With a pointed selection, the Mozambican aims to make Diff the gem in the crown of African cinema, veering even further away from dominant Western cinematic influences. Of 22 documentaries and fiction features in competition this year, only five are not produced or co-produced by Africans.
The opening film, Sara Blecher’s Ayanda, certainly has an African agenda and lashings of talent, but unfortunately a few too many lashings.
A comedic family love drama with sartorial street styling, quirky animated elements, an endearing cast and a rough and ready Yeoville setting, Ayanda is a fresh new voice that will most likely go down a treat with its woefully under-represented target audience – young African women. But it also comes off as a bit of a craft fair.
Ayanda (Fulu Mugovhani), the 21-year-old child of a Nigerian father and a South African mother (Nthati Moshesh) alongside mechanic David (OC Ukeje) must fight to save her father’s garage in Yeoville, while coming to terms with his death and keeping the hope of a new generation alive.
Newcomer Mugovhani shines in the title role opposite the deliciously understated Nigerian star Ukeje. Moshesh shows why she is a national treasure, playing out a genuinely poignant mother-daughter drama that speaks to an intergenerational clash; hope taking on defeat with a dark secret at its centre. And, among the odd bellyflops, there are several standout cameos and supports (Menzi Ngubane and Sihle Xaba take a bow).

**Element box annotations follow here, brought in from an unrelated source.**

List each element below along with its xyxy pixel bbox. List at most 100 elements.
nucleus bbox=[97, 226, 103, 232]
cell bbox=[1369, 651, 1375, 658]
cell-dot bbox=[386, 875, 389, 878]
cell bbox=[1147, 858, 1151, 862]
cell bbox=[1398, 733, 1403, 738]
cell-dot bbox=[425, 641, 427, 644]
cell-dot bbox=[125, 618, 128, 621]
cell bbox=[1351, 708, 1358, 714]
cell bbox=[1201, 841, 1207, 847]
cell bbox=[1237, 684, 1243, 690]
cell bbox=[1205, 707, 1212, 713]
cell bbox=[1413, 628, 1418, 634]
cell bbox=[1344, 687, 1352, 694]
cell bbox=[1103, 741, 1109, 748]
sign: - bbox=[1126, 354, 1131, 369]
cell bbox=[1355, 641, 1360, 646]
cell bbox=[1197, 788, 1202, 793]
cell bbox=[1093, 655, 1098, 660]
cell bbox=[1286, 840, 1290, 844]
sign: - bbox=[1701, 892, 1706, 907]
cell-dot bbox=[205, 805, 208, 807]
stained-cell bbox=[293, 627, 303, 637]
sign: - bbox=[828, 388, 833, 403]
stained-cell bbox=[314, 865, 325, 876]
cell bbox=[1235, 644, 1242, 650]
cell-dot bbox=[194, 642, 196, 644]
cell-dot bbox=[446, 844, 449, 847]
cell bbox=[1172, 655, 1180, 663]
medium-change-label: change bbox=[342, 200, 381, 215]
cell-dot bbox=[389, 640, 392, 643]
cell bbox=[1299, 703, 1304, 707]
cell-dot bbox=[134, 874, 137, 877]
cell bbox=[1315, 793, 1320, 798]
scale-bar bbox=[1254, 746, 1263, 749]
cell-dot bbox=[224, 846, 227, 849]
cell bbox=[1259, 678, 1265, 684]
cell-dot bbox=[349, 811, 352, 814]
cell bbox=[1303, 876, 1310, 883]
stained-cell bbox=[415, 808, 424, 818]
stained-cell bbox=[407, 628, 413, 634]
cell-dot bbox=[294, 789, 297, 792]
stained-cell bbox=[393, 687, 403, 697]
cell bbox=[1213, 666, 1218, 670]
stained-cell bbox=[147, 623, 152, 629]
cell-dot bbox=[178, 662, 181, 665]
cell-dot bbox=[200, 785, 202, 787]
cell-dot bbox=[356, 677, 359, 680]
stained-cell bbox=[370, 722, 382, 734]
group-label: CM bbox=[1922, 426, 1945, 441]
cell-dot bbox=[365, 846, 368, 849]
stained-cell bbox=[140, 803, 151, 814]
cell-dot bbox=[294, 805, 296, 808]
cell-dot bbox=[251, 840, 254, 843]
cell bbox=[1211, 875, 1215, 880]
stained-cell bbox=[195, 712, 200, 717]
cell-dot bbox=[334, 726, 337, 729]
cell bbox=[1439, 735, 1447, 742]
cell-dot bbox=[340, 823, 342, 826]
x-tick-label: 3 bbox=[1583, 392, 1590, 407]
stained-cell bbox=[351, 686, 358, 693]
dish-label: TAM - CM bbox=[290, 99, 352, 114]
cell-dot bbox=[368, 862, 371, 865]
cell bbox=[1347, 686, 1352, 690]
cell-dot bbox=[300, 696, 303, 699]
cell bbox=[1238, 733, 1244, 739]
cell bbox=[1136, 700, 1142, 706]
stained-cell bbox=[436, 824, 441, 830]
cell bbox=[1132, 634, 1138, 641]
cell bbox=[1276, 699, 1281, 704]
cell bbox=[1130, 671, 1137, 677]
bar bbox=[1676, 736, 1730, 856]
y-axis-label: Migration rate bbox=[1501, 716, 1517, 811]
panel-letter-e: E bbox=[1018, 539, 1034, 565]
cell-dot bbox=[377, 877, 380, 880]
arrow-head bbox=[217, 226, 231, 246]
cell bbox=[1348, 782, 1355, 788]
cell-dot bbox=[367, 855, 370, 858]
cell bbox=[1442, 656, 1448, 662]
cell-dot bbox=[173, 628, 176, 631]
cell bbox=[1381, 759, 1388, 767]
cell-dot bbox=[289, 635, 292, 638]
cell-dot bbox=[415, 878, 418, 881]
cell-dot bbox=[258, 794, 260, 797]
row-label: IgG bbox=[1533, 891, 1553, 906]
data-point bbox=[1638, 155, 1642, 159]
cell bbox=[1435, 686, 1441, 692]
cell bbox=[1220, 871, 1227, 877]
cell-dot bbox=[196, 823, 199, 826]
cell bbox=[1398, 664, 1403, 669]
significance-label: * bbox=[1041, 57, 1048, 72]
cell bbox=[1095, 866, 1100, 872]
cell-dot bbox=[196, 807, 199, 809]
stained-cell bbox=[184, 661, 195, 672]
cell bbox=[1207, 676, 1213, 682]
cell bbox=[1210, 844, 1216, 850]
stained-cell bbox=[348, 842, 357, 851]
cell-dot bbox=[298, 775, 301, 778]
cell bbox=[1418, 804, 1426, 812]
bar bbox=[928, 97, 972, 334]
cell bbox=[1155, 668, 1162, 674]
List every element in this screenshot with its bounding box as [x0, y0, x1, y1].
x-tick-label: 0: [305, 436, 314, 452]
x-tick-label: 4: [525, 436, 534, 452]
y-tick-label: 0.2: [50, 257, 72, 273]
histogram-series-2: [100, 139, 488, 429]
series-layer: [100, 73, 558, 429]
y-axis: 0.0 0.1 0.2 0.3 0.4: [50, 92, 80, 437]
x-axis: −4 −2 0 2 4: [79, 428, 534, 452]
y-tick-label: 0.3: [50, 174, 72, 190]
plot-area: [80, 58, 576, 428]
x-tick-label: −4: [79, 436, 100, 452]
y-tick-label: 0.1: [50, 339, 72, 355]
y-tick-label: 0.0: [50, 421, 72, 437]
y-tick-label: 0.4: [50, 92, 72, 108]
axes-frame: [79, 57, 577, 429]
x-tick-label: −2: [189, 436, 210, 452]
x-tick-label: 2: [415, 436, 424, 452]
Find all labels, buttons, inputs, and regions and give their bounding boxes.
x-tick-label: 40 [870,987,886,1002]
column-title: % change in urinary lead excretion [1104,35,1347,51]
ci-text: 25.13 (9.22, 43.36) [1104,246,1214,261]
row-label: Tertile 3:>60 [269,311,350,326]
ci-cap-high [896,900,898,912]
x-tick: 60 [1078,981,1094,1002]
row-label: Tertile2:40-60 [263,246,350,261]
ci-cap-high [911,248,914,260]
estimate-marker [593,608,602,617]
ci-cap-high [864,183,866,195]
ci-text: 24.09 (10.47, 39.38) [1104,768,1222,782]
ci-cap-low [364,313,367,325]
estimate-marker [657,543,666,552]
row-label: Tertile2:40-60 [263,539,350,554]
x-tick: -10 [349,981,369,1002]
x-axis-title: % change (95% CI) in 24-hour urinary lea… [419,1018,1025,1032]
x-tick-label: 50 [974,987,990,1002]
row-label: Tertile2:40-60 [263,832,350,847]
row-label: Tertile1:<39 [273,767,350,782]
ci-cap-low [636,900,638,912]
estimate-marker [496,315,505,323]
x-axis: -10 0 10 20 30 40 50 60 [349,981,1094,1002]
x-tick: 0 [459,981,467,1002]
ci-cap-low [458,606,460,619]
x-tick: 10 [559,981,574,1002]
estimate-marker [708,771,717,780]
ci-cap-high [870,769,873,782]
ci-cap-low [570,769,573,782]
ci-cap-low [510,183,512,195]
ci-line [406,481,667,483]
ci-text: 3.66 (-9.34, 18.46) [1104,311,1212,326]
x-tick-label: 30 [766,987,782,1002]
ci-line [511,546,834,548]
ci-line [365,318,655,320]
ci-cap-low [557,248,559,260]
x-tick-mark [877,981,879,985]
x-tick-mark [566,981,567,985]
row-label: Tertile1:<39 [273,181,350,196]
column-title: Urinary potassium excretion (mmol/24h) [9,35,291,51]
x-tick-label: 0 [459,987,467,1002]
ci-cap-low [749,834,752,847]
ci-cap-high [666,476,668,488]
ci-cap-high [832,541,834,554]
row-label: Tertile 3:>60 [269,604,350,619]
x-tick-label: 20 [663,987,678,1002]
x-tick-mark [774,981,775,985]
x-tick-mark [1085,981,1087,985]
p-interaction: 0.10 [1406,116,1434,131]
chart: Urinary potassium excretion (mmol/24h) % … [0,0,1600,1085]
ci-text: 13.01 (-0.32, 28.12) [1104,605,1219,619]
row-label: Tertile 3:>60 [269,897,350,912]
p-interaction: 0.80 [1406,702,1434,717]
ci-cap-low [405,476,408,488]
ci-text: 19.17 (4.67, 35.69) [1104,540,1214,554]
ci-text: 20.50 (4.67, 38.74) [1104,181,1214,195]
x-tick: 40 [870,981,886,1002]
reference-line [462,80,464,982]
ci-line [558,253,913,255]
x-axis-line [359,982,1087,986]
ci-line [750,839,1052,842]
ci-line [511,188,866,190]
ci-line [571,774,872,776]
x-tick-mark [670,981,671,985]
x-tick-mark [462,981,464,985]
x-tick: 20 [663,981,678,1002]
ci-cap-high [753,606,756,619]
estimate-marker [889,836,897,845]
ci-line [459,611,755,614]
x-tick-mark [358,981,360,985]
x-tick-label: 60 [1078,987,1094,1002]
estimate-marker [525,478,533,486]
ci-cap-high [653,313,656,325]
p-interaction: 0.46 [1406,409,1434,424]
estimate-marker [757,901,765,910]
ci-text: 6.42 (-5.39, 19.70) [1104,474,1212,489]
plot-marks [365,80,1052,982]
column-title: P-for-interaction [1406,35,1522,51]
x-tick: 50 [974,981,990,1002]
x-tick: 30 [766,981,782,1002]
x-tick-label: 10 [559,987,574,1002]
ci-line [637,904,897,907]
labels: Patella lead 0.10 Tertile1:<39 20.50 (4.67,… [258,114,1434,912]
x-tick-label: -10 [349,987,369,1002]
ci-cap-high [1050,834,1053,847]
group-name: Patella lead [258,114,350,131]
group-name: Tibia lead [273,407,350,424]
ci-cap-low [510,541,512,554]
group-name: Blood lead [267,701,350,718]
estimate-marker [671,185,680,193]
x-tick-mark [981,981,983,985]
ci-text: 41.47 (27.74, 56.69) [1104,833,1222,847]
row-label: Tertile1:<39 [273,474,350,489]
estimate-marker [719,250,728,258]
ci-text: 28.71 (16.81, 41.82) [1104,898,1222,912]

But about two-thirds of the way through, Ayanda starts to drag before regaining traction and hurtling towards an ending.
The problem is that it tries to be too many films in one. It adopts too many storylines and narrative techniques. It’s a similar problem that I had with Blecher’s otherwise good black surfer film Otelo Burning, which opened Diff a few years ago.
There is a pure story at the heart of Ayanda, but the film is unfortunately framed as a kind of documentary with a poorly acted photographer (star blogger Anthony Bila) documenting “a continent reinventing itself” by zooming in on the Pan-African community in Yeoville. The narrative device is not consistent and clashes with the animated elements, forcing back stories and blunting its political message.
The family drama and love story are powerful, but at times are put at risk by too many subplots.
Several times I found myself thinking that some of the characters and performances felt too staged. And Sesotho speakers complained about the unidiomatic translations and inauthentic delivery. For this, one blames the director.
But Ayanda’s main fault lies in the script. It’s just too ambitious, trying too hard to be the grand African romcom instead of a small story that resonates big with audiences.
Its political messaging – that African unity exists in South Africa – is much-needed, but again torpedoed by the documentary framing, reducing the minor African characters to clichés. But Ayanda’s ambition is also a plus.
Compared to last year’s opening film, the crime thriller Hard To Get, last night’s opening film was a big move in the right direction. Here’s a real woman in charge of her destiny instead of a heroine that is the product of men’s objectification. Here are heroes with pimples, sex without wigs, love in a time of xenophobia. Here’s a film that shows the stories from Africa the world doesn’t see.
Made for women by women about women, it’s a missing piece of the new South African film puzzle and it will hopefully develop a cult following when it hits the mainstream circuit in October this year. But it tries too hard.